Surely, living in the age of information and easy access, having lists after lists on how to write any kind of book, how to pitch any kind of book, how to submit a manuscript, who to submit it to etc, today’s writer should be savvier about it all.
And some writers indeed are savvier. Some manuscripts I receive for assessment have clearly been edited with a particular editor’s list in mind. For instance, Imogen Cooper’s, from Chicken House. A children’s writer has gone to the extent of “stalking” Imogen Cooper’s list and reading most of it, making endless notes and revising her manuscript “accordingly”. (Shame, I’d say, because, in the process, she cut out a lot of bad language that otherwise would have fitted naturally in the context).
When I write my assessment reports, I am sometimes tempted to add, “this wouldn’t pass with any careful editor”, or “an editor will pick on this and ask you to remove it” or even “your book might get rejected because of x or y.” Unless it’s legal stuff, like, say, age-related inappropriateness in children’s books, I try to refrain myself from saying such enormities.
Because ultimately, the quest is to enhance the reading experience a book offers, not to secure a publishing deal.
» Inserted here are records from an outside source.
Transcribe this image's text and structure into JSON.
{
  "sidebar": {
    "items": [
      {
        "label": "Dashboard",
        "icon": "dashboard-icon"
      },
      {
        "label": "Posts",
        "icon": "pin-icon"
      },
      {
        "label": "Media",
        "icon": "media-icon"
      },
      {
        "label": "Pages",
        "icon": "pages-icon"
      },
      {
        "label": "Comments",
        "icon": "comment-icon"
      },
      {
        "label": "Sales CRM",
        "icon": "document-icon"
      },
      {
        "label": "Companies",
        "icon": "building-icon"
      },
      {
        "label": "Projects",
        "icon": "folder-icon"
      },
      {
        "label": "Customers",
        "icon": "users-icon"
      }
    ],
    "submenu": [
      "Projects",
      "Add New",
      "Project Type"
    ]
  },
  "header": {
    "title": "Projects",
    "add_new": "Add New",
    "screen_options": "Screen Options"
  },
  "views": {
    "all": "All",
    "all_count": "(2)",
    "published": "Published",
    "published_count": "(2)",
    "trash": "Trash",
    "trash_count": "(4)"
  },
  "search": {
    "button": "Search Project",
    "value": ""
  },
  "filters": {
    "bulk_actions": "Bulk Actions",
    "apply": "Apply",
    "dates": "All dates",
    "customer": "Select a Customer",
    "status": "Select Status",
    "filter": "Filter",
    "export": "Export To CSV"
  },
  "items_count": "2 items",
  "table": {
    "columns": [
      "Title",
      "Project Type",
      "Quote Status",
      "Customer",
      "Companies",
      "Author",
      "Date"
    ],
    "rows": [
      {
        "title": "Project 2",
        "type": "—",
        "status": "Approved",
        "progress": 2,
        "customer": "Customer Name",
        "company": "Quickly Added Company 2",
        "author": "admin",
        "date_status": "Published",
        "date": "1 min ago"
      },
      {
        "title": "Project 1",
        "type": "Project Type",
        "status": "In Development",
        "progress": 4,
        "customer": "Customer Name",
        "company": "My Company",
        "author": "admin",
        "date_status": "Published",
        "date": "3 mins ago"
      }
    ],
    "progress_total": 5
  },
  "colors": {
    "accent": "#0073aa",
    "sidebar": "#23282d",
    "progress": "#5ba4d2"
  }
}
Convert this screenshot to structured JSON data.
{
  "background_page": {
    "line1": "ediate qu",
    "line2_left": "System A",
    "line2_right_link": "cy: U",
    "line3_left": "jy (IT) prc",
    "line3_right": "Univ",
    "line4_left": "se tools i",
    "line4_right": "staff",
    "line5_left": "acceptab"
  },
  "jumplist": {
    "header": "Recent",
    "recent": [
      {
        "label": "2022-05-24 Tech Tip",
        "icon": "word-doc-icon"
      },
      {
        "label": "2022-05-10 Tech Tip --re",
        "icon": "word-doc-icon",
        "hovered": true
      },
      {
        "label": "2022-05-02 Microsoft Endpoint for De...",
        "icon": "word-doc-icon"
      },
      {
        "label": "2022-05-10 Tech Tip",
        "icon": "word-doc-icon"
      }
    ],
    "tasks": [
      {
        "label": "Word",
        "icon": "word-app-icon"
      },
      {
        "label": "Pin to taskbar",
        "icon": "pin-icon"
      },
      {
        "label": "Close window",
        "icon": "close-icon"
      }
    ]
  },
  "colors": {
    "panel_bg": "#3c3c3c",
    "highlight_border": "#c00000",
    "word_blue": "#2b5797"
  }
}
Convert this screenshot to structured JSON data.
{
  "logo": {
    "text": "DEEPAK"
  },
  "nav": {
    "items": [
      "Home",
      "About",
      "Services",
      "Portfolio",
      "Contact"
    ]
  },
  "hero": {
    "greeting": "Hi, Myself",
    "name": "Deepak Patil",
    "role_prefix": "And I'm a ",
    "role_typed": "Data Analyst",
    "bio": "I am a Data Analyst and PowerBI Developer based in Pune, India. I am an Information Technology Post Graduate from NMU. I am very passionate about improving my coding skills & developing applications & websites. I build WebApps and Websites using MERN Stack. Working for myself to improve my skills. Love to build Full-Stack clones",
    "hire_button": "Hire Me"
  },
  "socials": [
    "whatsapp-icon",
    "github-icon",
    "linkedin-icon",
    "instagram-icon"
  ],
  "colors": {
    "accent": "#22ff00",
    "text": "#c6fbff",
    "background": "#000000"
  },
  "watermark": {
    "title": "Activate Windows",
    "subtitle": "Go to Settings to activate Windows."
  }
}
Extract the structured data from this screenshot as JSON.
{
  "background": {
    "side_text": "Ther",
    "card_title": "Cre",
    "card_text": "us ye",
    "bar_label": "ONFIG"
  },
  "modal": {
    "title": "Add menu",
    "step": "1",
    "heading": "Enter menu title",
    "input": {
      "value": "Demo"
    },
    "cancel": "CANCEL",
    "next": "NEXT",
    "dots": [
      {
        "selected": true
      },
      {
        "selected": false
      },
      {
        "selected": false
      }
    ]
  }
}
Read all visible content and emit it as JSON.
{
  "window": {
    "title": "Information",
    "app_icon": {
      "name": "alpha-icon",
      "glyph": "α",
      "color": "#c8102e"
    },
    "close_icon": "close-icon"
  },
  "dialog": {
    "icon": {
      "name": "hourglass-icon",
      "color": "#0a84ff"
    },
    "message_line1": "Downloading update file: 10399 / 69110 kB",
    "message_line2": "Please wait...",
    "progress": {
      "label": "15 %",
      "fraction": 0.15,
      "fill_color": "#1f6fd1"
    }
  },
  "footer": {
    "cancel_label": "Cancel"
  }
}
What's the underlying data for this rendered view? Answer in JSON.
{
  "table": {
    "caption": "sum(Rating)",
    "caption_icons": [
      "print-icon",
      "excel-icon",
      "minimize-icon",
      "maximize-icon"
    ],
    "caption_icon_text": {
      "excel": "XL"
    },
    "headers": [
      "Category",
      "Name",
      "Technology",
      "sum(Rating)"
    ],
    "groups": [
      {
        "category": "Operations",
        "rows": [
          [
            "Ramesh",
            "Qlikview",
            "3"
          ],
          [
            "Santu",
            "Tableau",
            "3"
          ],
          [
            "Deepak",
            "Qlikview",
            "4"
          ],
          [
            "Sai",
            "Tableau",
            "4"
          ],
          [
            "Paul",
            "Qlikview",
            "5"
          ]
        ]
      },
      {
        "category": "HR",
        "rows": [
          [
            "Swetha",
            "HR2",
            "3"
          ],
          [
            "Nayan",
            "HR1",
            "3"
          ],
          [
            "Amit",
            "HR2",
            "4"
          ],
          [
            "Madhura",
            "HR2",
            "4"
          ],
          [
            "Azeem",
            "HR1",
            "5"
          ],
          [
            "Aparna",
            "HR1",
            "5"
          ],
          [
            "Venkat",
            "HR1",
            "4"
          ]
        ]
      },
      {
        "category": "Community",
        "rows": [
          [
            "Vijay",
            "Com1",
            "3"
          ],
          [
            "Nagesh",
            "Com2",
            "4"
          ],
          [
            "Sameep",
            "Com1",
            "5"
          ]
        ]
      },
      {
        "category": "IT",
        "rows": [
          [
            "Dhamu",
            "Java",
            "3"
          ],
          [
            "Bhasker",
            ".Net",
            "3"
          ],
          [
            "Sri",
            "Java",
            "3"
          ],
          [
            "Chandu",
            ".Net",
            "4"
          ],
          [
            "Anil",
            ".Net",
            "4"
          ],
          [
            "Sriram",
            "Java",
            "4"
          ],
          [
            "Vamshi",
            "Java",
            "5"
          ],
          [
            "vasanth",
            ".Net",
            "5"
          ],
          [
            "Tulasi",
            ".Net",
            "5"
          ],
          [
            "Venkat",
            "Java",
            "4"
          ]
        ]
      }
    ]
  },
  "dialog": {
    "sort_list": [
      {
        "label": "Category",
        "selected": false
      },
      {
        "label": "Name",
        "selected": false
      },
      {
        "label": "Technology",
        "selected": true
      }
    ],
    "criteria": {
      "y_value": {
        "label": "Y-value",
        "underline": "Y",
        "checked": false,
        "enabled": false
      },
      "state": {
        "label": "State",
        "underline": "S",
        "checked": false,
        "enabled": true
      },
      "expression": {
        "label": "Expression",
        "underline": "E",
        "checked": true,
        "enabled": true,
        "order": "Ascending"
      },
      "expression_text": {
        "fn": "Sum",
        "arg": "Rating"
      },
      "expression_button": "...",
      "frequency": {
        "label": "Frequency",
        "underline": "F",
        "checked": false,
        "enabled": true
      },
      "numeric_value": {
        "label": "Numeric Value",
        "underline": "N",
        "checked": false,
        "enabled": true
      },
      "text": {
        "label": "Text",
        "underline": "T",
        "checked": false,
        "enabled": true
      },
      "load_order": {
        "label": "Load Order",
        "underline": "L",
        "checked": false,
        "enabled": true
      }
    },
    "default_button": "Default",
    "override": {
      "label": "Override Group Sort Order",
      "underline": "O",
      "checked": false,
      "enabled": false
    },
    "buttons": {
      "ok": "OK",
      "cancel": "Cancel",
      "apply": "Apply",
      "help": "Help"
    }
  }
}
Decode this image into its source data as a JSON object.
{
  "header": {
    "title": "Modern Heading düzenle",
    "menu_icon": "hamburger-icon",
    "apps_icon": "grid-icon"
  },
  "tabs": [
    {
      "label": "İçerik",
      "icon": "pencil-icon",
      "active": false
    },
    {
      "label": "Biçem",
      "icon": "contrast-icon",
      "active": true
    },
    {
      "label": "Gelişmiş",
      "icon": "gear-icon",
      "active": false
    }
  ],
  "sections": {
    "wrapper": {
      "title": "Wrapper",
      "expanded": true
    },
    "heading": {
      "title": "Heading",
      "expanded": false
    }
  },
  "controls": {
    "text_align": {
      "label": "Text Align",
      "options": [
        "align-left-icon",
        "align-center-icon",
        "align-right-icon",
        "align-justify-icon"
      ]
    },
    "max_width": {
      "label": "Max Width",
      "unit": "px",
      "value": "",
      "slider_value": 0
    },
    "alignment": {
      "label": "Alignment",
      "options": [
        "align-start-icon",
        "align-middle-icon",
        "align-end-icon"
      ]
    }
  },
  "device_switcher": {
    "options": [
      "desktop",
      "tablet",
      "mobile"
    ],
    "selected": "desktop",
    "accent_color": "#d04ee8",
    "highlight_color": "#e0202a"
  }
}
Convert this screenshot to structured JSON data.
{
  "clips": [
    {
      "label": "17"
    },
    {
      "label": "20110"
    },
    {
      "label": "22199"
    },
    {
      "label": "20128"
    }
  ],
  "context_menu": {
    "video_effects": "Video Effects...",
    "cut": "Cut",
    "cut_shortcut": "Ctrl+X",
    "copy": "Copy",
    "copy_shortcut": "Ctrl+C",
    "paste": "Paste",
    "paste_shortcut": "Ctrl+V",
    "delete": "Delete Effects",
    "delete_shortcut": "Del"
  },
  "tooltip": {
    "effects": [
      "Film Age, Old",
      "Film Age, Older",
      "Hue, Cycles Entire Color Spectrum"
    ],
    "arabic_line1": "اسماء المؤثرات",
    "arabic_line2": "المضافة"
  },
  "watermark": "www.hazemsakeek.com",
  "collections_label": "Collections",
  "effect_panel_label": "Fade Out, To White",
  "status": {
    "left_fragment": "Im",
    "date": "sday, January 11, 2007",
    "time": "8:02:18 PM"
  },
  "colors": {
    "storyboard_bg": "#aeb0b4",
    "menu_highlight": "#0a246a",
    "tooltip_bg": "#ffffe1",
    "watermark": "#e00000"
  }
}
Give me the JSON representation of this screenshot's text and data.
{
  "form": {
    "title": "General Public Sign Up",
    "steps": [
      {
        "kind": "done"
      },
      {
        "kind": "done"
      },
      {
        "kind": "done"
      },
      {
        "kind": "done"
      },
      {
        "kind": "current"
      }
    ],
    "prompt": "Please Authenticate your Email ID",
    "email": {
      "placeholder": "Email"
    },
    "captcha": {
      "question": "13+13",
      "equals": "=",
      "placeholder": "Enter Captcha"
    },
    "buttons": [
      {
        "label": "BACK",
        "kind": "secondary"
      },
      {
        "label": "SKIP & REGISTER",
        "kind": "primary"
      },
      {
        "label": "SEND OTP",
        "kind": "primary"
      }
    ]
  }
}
A publishing deal will naturally follow, if the reading experience is there.
One of my clients has received feedback from an editor saying that she has written “one of the most enjoyable police procedurals read in years.” A few days ago, I have also found out that she has been taken on by one of the most reputable literary agents in the UK, so I am over the moon for her. A mother, a woman going to work every day, “Sorry I’m late with my manuscript, kids have been ill, I’ve increased my work hours.” I thought, “how refreshing to find a complete ‘industry-innocent’ write so incredibly compelling.” I found out recently that she has attended a writing course, so I’m back to square one: do people who have a higher awareness of how the industry works and what the industry wants write genuinely better or simply stand a better chance at getting published?
I hope the answer will lie in my next assignment: a sublime historical novel from a writer who has no frequent access to the internet, doesn’t know the name of any agent and, when asked what he thought about MacMillan New Writing’s historical fiction list as an option, he confessed he has heard of MacMillan. At the same time, I have yet to see a novel that received more research and more thought than this one. This is my hope that I have found a writer who enjoys reading a book without checking the publisher’s statement first.
Opinions always welcome.
Very interesting post. Thank you for sharing.I am too a new writer, looking to be published. I was totally reluctant to avoid formulas while composing my work yet I do follow "recipes" in cold-approaching the literary agents. I'm not sure if it works or not. So far it hasn't. The responses are very slow. I lean to believe that this is not the right approach, although the agents do invite the new authors to send queries via email or by means of SAEs. Do you have any thoughts?